The alleged bomb-maker, Avraham Asrasa, is believed to have set a shrapnel- packed pipe bomb on a car on Mohliver Street in central Tel Aviv in January that exploded but did not injure anyone. Police working the scene found DNA that they traced back to Asrasa.
Over the course of a month and a half, police tracked Asrasa around the city and kept a close eye on his apartment in the Argazim neighborhood of south Tel Aviv, Supt. Rona Morad-Fingelay of the Yarkon subdistrict said Sunday. According to Morad-Fingelay, inside the small studio apartment, police found what they called a “bomb-making lab,” and they found a further three bombs that were ready to be used in a gym bag next door.

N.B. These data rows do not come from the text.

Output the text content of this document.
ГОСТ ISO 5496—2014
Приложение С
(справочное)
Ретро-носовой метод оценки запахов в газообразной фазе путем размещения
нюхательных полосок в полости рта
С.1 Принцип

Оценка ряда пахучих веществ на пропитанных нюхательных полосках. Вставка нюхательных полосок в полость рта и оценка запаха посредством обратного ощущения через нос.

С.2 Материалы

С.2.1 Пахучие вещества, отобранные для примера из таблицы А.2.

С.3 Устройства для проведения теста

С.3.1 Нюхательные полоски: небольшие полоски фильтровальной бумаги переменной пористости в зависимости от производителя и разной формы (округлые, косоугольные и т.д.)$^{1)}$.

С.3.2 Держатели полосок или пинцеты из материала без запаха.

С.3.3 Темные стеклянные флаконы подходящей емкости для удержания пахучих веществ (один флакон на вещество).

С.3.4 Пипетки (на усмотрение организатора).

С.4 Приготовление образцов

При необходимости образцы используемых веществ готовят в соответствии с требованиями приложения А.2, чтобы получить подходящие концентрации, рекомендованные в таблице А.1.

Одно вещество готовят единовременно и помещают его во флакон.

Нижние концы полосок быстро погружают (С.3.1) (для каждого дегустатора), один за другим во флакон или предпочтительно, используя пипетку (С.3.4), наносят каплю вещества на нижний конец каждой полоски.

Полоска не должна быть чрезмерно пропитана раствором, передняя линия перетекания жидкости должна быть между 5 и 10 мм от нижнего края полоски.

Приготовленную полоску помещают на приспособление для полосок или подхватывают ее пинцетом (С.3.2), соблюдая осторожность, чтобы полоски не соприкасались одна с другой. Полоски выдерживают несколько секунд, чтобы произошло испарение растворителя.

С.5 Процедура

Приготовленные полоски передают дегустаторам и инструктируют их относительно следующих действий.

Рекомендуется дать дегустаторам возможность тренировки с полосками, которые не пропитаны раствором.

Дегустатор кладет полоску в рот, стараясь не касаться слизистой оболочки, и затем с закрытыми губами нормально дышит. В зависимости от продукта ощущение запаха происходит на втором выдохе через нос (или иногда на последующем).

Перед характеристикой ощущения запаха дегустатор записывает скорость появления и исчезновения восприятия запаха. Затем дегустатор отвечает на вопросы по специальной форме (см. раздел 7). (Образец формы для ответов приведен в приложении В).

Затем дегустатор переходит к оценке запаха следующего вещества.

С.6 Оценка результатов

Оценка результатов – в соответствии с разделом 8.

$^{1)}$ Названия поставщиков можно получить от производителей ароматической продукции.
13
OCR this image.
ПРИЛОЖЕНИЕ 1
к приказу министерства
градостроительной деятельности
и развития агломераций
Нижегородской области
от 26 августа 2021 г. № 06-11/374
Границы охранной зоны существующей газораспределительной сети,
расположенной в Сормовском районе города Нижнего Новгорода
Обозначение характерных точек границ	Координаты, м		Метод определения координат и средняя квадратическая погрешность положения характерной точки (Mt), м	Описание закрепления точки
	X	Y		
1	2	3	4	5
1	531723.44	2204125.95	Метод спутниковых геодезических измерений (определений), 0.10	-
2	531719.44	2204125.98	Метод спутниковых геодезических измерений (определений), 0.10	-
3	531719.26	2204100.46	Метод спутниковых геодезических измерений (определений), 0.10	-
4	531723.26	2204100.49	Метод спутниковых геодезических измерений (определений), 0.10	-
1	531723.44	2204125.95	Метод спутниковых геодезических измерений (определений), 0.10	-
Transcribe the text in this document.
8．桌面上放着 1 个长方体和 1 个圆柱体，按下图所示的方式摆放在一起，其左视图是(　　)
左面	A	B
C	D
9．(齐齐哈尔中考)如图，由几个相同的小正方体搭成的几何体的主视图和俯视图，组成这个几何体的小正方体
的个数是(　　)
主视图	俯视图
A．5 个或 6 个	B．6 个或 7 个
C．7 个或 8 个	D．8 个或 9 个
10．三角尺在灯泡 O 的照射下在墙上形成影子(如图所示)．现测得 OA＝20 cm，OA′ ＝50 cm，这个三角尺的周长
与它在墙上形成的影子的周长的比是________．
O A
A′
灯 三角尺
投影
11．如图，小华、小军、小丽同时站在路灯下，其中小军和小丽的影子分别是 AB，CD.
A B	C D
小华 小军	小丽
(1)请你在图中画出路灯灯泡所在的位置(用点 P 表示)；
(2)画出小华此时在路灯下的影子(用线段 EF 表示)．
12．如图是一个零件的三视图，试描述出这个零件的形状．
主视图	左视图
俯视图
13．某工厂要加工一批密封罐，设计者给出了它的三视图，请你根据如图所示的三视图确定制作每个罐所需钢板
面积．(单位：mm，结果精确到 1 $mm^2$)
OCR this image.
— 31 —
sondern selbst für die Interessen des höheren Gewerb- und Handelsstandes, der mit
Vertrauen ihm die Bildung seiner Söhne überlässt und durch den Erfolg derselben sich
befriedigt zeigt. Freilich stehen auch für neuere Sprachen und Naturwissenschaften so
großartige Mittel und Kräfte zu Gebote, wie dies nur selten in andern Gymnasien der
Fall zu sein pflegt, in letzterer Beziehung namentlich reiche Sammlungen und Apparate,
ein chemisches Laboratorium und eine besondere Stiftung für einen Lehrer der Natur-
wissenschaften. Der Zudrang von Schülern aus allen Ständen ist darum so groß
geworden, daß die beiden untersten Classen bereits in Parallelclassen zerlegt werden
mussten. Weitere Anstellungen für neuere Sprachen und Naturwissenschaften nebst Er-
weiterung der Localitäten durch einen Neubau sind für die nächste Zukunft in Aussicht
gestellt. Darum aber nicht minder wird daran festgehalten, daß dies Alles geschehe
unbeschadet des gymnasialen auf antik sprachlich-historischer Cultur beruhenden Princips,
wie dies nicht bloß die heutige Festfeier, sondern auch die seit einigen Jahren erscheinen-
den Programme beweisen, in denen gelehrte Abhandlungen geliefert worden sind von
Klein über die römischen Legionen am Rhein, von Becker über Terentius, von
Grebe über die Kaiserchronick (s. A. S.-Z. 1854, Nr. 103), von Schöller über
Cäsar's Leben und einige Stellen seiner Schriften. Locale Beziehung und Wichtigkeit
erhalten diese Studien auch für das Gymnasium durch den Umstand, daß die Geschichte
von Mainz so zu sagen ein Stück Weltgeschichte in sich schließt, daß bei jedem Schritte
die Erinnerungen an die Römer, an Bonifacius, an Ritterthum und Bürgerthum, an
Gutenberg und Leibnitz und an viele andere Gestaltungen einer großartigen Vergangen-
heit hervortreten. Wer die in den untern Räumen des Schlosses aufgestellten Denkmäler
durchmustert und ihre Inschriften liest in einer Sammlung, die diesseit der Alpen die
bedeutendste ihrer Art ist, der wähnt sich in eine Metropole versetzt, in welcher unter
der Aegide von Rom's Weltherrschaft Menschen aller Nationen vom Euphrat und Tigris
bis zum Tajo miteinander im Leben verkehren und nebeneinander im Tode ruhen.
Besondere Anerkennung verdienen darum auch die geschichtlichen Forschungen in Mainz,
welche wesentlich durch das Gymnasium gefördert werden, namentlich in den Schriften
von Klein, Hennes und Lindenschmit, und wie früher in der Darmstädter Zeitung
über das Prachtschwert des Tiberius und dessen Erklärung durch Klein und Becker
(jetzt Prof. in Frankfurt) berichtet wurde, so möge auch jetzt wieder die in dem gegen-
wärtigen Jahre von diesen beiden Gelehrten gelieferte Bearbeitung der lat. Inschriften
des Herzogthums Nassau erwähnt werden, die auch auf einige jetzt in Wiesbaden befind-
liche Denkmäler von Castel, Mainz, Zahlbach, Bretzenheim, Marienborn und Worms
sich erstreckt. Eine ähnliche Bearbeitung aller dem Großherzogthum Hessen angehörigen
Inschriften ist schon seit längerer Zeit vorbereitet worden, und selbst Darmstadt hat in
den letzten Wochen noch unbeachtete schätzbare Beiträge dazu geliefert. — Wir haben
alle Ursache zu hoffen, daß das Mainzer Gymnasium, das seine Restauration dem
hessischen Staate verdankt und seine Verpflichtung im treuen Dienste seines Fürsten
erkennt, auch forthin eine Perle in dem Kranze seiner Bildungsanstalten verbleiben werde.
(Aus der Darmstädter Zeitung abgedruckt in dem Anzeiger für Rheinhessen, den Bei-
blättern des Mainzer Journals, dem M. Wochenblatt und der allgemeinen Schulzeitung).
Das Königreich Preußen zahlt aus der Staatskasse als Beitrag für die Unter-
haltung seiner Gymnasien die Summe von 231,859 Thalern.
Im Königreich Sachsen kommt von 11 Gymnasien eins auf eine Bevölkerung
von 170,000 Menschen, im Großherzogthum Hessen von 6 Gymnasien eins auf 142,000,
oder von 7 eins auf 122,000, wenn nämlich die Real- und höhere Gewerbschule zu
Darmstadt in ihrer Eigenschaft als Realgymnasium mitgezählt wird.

Police said they were not yet sure if Asrasa was making the bombs to settle personal scores or if he was in the business of making and selling the bombs per order for local criminals.
The bombs are not the highly sophisticated remote-detonated bombs loaded with IDF explosive bricks that have been used recently in the Israeli underworld.
Police said that Asrasa appeared to have learned the trade on the Internet, but that the pipe bombs were highly effective nonetheless and could have easily killed people.
Police said that they were unsure as to Asrasa’s link to the owner of the car on Mohliver Street, but that they believe he may have set the bomb on behalf of a friend who was involved in an inheritance dispute with the owners of the car.